In general, a single phase unidirectional induction motor frequently used for a compressor is provided with a stator, a rotor, and a running capacitor.
Referring to FIG. 1 illustrating a quarter of a motor stator section, the stator has slots 100 at fixed intervals. The stator has two windings each turned around the slots a few tens of times. The running capacitor is connected to one of the two windings in series. The rotor is rotated under the influence of a magnetic field formed by the stator.
A system and operation of the unidirectional motor will be explained, with reference to FIG. 2.
Referring to FIG. 2, the unidirectional motor is provided with two windings a–a′, and b–b′ and a running capacitor.
One end ‘a’ of the a–a′ winding and one end ‘c’ of the running capacitor are connected to a power source. The other end ‘c′’ of the running capacitor is connected to one end ‘b’ of the b–b′ winding. The other end ‘a′’ of the a–a′ winding, and the other end ‘b′’ of the b–b′ winding, are grounded.
Currents are provided to the two windings, with directions of the currents fixed beforehand, such that the rotor is rotated in a required direction according to Flemming's left-hand rule. In this instance, the current to the winding b–b′ having the running capacitor connected in series has a phase 90° earlier than the winding a–a′ having no running capacitor connected thereto. Then, a magnetic field formed by the current to the winding b–b′ having the running capacitor connected in series produces a starting torque, and a magnetic field formed by the current to the winding a–a′ having no running capacitor connected thereto sustains the rotation of the initially started rotor.
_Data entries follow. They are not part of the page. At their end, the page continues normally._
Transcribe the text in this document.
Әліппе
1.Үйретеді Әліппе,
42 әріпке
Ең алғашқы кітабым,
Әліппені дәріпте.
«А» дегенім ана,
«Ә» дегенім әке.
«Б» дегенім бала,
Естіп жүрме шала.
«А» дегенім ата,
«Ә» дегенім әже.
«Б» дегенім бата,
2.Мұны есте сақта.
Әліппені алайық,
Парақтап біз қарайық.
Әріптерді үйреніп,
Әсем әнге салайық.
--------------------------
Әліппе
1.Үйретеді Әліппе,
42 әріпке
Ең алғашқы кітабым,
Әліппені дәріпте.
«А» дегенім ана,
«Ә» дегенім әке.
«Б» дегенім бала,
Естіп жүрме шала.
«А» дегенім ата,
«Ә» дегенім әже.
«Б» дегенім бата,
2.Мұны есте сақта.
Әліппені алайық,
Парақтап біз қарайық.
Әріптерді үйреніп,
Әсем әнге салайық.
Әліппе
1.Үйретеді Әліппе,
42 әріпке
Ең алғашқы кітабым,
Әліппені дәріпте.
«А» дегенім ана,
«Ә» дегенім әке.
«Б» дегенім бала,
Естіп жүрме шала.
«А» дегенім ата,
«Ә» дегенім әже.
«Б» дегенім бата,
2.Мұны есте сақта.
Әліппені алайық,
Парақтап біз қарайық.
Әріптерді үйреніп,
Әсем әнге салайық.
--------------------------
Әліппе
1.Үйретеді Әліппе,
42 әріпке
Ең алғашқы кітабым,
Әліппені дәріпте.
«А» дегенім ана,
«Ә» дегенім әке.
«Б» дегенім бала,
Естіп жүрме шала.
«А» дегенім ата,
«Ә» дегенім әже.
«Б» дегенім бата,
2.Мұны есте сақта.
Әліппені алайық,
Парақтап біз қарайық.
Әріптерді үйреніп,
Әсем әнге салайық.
Eventually, the rotor of the unidirectional motor is rotated in a required one direction under the influence of the magnetic fields formed by the currents to the two windings.
The running capacitor, a kind of starting means for starting the rotor, can be replaced with a switch, or a combination of the running capacitor and the switch, though a principle for starting the rotor is a little different from the running capacitor.
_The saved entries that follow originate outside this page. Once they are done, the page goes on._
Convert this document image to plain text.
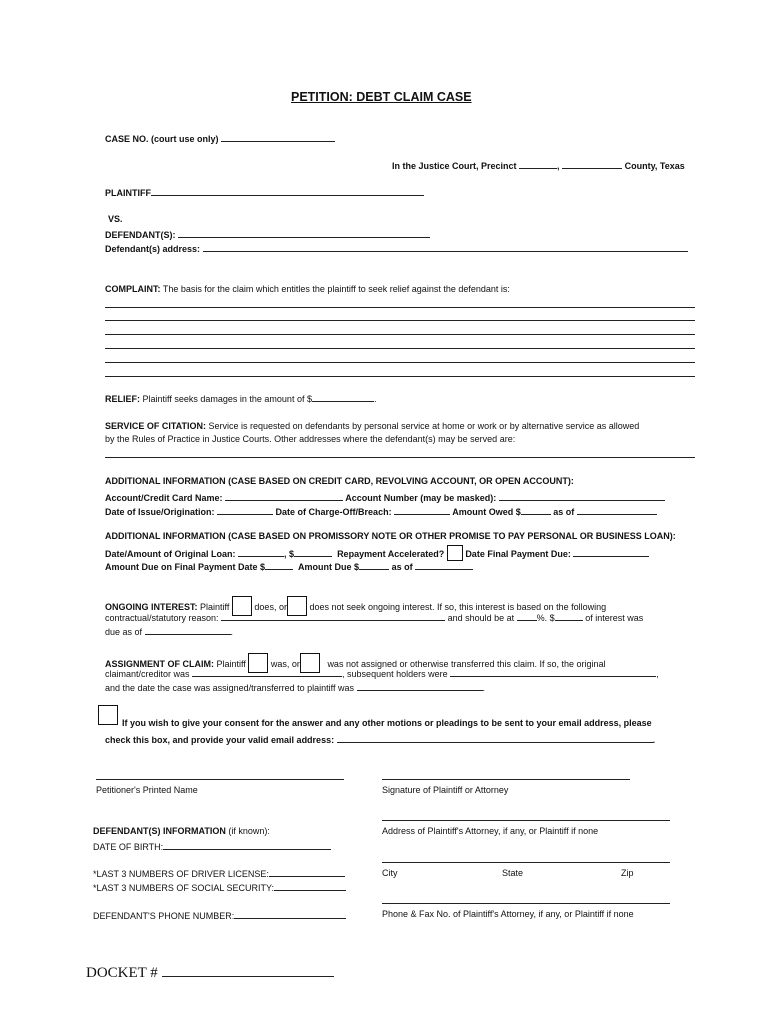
PETITION: DEBT CLAIM CASE
CASE NO. (court use only)
In the Justice Court, Precinct	,	County, Texas
PLAINTIFF
VS.
DEFENDANT(S):
Defendant(s) address:
COMPLAINT: The basis for the claim which entitles the plaintiff to seek relief against the defendant is:
RELIEF: Plaintiff seeks damages in the amount of $	.
SERVICE OF CITATION: Service is requested on defendants by personal service at home or work or by alternative service as allowed
by the Rules of Practice in Justice Courts. Other addresses where the defendant(s) may be served are:
ADDITIONAL INFORMATION (CASE BASED ON CREDIT CARD, REVOLVING ACCOUNT, OR OPEN ACCOUNT):
Account/Credit Card Name:	Account Number (may be masked):
Date of Issue/Origination:	Date of Charge-Off/Breach:	Amount Owed $	as of
ADDITIONAL INFORMATION (CASE BASED ON PROMISSORY NOTE OR OTHER PROMISE TO PAY PERSONAL OR BUSINESS LOAN):
Date/Amount of Original Loan:	, $	Repayment Accelerated? Date Final Payment Due:
Amount Due on Final Payment Date $	Amount Due $	as of
ONGOING INTEREST: Plaintiff	does, or	does not seek ongoing interest. If so, this interest is based on the following
contractual/statutory reason:	and should be at	%. $	of interest was
due as of	.
ASSIGNMENT OF CLAIM: Plaintiff	was, or	was not assigned or otherwise transferred this claim. If so, the original
claimant/creditor was	, subsequent holders were	,
and the date the case was assigned/transferred to plaintiff was	.
If you wish to give your consent for the answer and any other motions or pleadings to be sent to your email address, please
check this box, and provide your valid email address:	.
Petitioner's Printed Name	Signature of Plaintiff or Attorney
DEFENDANT(S) INFORMATION (if known):
DATE OF BIRTH:
Address of Plaintiff's Attorney, if any, or Plaintiff if none
*LAST 3 NUMBERS OF DRIVER LICENSE:
*LAST 3 NUMBERS OF SOCIAL SECURITY:
City	State	Zip
DEFENDANT'S PHONE NUMBER:	Phone & Fax No. of Plaintiff's Attorney, if any, or Plaintiff if none
DOCKET #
In the meantime, a winding ratio (‘a number of wires passed through a section of the slot having no running capacitor connected thereto in series’/‘a number of wires passed through a section of the slot having the running capacitor connected thereto in series’), and a sectional area ratio (‘a sectional area of a winding having no running capacitor connected thereto in series’/‘a sectional area of a winding having the running capacitor connected thereto in series’) influence the starting torque of the motor and a motor efficiency (‘work done by the motor’/‘power supplied to the motor’). The winding ratio and the sectional area ratio of the unidirectional motor are designed so that the unidirectional rotation of the motor is appropriate, in other words, the starting torque is adequate for the unidirectional rotation, and an efficiency of the motor is maximized. In general, the winding ratio of the unidirectional motor is set to be within a range of 1.1–1.6, and the sectional area ratio is set to be within a range of 1.44–2.56.
Thus, because the related art unidirectional motor requires a separate mechanical device, such as a clutch, for reverse direction rotation, the related art motor has a high production cost, a greater volume as much, and noise from the mechanical device.